Alles voll: CSU-Chef Alexander Gressierer auf einem gut gefüllten Parkplatz in der Kreisstadt. 

„Stellplatzsatzung nicht mehr zeitgemäß“

Ebersberger CSU-Chef fordert mehr Parkplätze

Gibt es in Ebersberg noch ausreichend Parkmöglichkeiten? Diese Frage hat sich die CSU vor dem Hintergrund steigender Fahrzeugzahlen gestellt und deshalb einen Antrag zur Überprüfung der Garagen- und Stellplatzsatzung in den Stadtrat eingebracht.

Ebersberg – Die Partei will, dass pro Bauvorhaben künftig mehr Stellplätze nachgewiesen werden müssen. Im Moment sind es 1,5 pro Wohneinheit.

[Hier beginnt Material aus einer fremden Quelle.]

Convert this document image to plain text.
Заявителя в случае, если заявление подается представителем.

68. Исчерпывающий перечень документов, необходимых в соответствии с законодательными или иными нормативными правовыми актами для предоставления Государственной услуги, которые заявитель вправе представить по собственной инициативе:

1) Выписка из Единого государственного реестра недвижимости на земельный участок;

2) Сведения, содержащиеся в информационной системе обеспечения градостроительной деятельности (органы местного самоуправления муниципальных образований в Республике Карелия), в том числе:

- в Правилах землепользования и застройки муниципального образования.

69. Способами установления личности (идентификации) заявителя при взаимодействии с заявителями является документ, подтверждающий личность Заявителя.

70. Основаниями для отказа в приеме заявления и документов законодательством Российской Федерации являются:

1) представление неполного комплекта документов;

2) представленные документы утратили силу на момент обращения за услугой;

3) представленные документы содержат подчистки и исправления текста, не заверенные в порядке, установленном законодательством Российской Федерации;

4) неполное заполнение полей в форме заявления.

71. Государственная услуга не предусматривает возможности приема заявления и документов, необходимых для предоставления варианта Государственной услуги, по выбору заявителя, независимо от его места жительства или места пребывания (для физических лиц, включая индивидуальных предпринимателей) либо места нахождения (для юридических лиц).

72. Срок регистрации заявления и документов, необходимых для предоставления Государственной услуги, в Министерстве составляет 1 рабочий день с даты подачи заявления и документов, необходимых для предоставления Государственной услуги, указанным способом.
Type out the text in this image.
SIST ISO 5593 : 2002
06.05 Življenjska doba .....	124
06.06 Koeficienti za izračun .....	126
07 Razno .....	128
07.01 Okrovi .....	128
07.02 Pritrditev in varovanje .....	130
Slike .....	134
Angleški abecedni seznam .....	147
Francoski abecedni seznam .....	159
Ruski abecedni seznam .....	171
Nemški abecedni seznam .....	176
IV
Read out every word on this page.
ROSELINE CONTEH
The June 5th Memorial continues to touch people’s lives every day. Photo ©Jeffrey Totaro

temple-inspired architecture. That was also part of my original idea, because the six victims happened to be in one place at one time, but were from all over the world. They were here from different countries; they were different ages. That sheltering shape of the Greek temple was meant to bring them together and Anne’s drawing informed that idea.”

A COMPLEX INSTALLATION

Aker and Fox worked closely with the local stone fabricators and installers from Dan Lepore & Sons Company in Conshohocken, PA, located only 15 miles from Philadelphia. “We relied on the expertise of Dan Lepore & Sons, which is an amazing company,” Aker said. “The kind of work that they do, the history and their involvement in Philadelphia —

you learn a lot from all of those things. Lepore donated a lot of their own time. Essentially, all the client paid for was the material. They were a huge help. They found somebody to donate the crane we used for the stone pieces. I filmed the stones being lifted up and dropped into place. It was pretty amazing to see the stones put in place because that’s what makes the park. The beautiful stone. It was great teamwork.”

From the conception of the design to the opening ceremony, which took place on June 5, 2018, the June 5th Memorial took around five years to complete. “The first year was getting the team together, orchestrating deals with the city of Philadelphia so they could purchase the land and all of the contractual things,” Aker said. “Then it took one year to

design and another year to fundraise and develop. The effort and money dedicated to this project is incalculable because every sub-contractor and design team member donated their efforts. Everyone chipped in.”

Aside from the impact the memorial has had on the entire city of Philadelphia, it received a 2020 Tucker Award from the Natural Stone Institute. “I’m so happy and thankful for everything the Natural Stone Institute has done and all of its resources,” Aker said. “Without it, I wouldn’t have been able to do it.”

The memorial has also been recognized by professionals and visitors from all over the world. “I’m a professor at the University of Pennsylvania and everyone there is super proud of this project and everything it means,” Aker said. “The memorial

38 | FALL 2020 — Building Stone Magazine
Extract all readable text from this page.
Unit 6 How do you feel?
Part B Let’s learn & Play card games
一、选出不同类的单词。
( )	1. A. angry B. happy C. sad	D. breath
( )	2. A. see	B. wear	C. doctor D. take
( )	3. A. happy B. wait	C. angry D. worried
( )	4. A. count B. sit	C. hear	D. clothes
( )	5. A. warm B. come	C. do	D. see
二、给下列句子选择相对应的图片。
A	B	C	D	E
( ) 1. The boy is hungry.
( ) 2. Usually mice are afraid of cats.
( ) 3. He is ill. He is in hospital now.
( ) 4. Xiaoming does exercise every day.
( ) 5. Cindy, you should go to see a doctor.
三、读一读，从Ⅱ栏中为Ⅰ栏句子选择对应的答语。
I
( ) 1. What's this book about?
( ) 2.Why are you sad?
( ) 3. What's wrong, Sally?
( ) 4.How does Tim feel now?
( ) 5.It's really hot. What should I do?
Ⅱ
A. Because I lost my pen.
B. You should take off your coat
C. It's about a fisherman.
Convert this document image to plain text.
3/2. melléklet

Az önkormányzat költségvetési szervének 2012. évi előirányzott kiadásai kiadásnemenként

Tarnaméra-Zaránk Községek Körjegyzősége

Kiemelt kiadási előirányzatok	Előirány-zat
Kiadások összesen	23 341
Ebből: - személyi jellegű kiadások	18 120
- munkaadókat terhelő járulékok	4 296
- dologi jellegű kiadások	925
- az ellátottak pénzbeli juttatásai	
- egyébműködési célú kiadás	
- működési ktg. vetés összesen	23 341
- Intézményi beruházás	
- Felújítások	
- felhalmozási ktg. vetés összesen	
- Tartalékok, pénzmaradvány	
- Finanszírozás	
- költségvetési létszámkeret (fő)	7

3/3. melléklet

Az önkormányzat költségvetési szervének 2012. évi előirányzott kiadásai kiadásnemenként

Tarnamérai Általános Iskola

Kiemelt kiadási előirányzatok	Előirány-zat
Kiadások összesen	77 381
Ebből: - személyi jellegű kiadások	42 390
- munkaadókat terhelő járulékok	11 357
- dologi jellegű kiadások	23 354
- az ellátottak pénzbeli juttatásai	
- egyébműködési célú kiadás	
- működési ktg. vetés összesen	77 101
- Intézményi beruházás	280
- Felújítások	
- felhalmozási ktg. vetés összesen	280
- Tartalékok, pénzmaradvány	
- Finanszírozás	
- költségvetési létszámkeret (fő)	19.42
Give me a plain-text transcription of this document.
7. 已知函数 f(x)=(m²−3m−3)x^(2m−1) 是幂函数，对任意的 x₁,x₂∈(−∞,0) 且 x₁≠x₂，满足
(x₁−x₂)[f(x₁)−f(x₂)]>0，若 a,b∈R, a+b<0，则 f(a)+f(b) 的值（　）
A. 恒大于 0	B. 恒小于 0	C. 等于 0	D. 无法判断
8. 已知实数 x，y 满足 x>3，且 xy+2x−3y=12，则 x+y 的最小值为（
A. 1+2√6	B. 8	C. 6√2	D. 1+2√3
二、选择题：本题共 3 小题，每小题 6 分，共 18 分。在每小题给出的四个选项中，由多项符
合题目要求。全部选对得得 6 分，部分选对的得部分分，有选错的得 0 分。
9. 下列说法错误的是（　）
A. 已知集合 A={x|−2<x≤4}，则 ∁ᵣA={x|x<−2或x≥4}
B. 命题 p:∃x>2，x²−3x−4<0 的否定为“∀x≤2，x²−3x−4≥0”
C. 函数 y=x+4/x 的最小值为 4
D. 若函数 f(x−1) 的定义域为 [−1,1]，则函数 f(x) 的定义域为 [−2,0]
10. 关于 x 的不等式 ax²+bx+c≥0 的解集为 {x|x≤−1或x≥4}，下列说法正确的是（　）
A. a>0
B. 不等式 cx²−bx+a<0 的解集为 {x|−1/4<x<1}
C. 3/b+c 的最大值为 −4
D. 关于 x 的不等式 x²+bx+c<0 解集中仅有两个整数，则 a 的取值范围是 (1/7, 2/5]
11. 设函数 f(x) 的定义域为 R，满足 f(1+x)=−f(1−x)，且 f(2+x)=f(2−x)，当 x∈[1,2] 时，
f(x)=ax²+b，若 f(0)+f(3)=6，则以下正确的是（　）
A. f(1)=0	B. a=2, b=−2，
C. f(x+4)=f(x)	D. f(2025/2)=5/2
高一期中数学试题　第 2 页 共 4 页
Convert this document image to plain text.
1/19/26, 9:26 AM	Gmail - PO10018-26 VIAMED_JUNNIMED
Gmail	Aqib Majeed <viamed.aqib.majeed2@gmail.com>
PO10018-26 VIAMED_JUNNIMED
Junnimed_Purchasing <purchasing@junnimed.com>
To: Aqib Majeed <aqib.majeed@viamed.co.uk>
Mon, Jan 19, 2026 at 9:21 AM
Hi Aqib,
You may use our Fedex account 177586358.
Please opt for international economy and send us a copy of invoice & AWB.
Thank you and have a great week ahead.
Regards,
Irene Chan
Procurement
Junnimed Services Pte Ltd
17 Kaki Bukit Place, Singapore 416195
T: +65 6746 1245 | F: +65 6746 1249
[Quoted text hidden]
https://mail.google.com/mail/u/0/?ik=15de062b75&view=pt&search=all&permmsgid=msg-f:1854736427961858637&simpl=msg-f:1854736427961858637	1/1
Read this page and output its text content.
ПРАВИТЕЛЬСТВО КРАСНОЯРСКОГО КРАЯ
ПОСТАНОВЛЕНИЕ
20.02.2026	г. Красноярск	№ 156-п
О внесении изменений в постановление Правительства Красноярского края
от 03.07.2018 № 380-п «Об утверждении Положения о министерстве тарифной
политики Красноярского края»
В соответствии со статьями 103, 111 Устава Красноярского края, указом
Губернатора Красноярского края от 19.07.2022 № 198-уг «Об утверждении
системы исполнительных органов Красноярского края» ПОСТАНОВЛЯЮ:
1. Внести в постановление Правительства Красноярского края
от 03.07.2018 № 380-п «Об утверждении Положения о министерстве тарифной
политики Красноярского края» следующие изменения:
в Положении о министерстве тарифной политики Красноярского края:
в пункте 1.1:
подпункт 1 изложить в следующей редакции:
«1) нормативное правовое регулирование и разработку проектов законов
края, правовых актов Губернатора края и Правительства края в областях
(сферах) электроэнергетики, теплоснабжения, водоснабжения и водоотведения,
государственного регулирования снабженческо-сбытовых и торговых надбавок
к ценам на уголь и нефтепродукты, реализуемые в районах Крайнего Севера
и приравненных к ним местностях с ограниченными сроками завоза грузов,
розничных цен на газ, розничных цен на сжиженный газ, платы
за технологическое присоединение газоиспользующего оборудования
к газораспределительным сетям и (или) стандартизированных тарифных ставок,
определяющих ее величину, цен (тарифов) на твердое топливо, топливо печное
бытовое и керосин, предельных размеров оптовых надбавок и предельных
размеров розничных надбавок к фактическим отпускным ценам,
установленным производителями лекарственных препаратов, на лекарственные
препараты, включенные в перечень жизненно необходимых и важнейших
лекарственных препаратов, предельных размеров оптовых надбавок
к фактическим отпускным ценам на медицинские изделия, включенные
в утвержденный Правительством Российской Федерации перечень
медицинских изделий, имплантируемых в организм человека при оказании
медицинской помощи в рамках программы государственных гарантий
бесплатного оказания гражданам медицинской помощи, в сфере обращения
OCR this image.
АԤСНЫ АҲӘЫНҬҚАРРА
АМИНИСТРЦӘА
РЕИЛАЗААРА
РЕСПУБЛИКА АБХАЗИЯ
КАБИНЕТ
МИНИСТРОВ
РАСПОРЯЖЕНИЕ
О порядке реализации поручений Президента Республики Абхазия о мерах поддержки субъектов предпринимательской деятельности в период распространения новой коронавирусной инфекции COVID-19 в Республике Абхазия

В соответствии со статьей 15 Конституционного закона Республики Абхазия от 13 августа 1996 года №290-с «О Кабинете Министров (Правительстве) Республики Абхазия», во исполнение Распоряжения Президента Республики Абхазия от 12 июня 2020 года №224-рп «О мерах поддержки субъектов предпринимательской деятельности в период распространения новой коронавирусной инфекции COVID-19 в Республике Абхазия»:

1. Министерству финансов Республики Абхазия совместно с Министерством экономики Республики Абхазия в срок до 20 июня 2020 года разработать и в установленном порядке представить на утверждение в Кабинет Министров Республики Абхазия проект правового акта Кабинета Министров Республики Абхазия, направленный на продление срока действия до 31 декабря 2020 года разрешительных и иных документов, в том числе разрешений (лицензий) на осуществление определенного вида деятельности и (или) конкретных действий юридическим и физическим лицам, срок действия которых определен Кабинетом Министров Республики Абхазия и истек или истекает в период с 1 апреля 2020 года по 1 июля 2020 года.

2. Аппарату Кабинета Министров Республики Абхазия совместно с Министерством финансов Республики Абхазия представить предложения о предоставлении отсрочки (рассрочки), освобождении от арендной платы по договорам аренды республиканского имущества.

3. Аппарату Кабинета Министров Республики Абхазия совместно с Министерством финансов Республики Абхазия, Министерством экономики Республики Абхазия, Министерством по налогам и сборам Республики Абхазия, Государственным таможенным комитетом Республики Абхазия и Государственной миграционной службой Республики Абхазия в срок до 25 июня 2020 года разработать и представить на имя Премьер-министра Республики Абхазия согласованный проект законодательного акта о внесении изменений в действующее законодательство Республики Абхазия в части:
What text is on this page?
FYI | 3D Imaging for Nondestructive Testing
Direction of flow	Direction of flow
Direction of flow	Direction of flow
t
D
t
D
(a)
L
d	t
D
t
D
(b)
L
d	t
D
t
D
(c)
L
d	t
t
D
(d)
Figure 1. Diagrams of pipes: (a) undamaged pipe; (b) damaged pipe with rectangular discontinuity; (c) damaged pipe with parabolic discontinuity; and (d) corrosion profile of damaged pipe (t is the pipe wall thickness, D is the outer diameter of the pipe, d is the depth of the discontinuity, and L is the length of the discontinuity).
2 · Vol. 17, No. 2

In den Augen der CSU entsprechen die aktuellen Vorgaben nicht mehr den heutigen Anforderungen. Gerade in Gebieten mit stärkerer Nachverdichtung sei schon jetzt eine angespannte Parkplatzsituation zu beobachten. „Probleme entstehen jedoch nicht nur für Fahrzeuge. Auch für Radfahrer und Fußgänger sind beispielsweise zugeparkte Überwege oder unübersichtliche Kreuzungen problematisch“, sagt der CSU-Ortsvorsitzende Alexander Gressierer. Die Notwendigkeit einer Anpassung werde deshalb unabhängig vom langfristigen Ziel, den öffentlichen Personennahverkehr zu stärken, gesehen. Bei der Überarbeitung soll nicht nur die bloße Anzahl an Stellplätzen berücksichtigt werden. Einfluss auf die Parkplatzsituation habe beispielsweise auch, ob Besucherstellplätze tatsächlich für Besucher verfügbar sind.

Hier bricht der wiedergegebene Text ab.